Britain Tuesday announced a landmark increase in military spending, seeking to send a powerful signal about burden sharing to President Trump before PM Keir Starmer meets him at the White House on Thursday.
Starmer said Britain would raise its military spending to 2.5% of economic output by 2027, and to 3% during the next govt’s term, which would mean by 2034 at the latest. Britain, he said, would pay for the massive new expenditure by scaling back by 40% spending on overseas development aid. The Labour govt had already promised to raise expenditure to 2.5% of GDP, from a current level of 2.3%, but it had not given a date by which it would do so. The move would amount to an increase in expenditure of £13.4 billion ($17 billion) a year on defence between now and 2027.
“We must change our national security posture because a generational challenge demands a generational response,” Starmer said in a statement to Parliament.

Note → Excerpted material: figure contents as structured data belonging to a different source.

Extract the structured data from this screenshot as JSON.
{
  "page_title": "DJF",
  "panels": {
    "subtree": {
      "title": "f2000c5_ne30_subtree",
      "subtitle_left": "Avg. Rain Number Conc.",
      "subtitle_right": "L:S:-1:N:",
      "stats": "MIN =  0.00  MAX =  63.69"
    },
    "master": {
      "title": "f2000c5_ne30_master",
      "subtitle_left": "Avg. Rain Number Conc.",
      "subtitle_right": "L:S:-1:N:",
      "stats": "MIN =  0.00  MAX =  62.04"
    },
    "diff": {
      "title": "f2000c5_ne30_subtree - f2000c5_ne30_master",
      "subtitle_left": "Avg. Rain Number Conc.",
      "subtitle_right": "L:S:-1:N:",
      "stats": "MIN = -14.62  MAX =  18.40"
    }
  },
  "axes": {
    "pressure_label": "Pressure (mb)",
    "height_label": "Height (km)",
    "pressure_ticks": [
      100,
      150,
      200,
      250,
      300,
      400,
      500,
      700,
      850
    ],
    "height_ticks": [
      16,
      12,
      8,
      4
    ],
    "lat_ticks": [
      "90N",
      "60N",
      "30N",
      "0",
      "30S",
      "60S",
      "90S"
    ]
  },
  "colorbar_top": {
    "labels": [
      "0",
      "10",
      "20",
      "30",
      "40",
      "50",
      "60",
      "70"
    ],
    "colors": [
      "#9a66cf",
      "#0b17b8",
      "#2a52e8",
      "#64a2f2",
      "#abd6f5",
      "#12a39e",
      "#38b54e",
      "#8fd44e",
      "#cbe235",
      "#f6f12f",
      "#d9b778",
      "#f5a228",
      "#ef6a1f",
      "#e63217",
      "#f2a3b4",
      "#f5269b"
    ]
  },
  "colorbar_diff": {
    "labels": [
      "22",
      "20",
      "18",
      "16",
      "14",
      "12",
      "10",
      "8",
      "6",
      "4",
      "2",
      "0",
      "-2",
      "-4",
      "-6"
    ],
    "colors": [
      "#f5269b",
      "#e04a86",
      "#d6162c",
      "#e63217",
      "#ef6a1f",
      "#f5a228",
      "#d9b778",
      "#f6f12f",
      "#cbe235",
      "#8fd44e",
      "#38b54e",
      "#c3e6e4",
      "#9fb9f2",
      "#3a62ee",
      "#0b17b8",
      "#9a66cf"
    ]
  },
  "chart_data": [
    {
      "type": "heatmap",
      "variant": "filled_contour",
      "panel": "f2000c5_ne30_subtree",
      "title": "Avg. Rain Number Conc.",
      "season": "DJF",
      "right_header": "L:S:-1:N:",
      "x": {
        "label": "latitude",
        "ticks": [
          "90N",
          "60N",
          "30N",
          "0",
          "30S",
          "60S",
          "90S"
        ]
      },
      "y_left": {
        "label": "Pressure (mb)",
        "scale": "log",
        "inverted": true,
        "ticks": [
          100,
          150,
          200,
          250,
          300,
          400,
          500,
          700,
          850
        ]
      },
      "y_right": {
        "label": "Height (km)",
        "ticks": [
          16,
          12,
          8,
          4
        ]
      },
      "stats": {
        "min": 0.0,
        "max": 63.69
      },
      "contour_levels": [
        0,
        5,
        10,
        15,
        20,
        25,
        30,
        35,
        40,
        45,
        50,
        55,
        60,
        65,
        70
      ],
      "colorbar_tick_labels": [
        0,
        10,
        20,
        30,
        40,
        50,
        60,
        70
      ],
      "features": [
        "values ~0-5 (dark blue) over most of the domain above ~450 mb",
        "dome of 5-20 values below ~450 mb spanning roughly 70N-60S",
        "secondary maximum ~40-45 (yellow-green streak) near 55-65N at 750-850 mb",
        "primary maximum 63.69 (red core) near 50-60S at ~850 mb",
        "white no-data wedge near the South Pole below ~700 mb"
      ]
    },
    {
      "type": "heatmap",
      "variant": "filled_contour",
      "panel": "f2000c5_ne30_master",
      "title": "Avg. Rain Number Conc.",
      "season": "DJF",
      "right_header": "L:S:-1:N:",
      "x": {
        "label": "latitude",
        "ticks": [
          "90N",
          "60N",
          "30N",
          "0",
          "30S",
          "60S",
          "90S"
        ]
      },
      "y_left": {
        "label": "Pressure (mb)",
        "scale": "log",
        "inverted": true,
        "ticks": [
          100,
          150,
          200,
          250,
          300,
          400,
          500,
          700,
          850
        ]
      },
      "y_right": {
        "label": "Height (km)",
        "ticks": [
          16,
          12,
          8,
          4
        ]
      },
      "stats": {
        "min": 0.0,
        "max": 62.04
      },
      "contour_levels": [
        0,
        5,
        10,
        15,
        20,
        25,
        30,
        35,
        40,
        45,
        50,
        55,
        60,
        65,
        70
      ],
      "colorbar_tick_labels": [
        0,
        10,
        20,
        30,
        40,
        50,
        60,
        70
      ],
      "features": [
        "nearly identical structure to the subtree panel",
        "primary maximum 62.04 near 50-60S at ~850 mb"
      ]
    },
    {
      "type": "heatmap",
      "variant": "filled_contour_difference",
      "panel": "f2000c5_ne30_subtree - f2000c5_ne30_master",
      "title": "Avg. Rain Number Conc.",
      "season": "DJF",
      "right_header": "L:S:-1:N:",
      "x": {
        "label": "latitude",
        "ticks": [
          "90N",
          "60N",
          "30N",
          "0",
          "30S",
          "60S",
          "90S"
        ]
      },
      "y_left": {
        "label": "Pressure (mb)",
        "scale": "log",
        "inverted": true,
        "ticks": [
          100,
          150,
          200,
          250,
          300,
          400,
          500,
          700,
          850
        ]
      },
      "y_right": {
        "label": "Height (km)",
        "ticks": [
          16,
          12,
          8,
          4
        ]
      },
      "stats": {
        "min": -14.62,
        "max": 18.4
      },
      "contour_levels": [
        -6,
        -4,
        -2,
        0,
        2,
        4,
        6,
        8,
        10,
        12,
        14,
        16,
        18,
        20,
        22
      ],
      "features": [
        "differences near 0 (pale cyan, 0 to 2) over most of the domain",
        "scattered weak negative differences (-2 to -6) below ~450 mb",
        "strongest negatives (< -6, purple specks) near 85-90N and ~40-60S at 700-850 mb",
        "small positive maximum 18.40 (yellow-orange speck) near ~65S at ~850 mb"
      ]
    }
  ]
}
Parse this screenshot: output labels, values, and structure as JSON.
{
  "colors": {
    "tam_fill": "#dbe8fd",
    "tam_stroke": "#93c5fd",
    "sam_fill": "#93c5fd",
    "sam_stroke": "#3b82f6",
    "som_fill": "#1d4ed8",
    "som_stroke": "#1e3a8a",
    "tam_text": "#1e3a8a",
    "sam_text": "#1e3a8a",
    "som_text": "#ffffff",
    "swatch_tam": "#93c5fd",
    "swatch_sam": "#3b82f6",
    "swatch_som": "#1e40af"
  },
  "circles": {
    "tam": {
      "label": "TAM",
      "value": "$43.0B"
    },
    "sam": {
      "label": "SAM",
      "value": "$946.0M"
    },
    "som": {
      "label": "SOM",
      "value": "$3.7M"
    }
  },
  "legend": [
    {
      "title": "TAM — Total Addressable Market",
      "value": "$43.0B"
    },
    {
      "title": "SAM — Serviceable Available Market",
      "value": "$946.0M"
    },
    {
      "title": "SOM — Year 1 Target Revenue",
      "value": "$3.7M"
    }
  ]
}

Starmer said the govt would cut overseas development aid from 0.5% of GDP to 0.3%, adding that he regretted the reduction. “At times like this, the defence and security of the British people must always come first,” the PM said.
The govt’s aid cutback, which came on top of a previous cut under a Conservative PM, Boris Johnson, in 2020, echoes the Trump administration’s drastic retreat fromforeign aid. But Starmer presented his decision as a temporary measure necessitated by the challenging new security environment.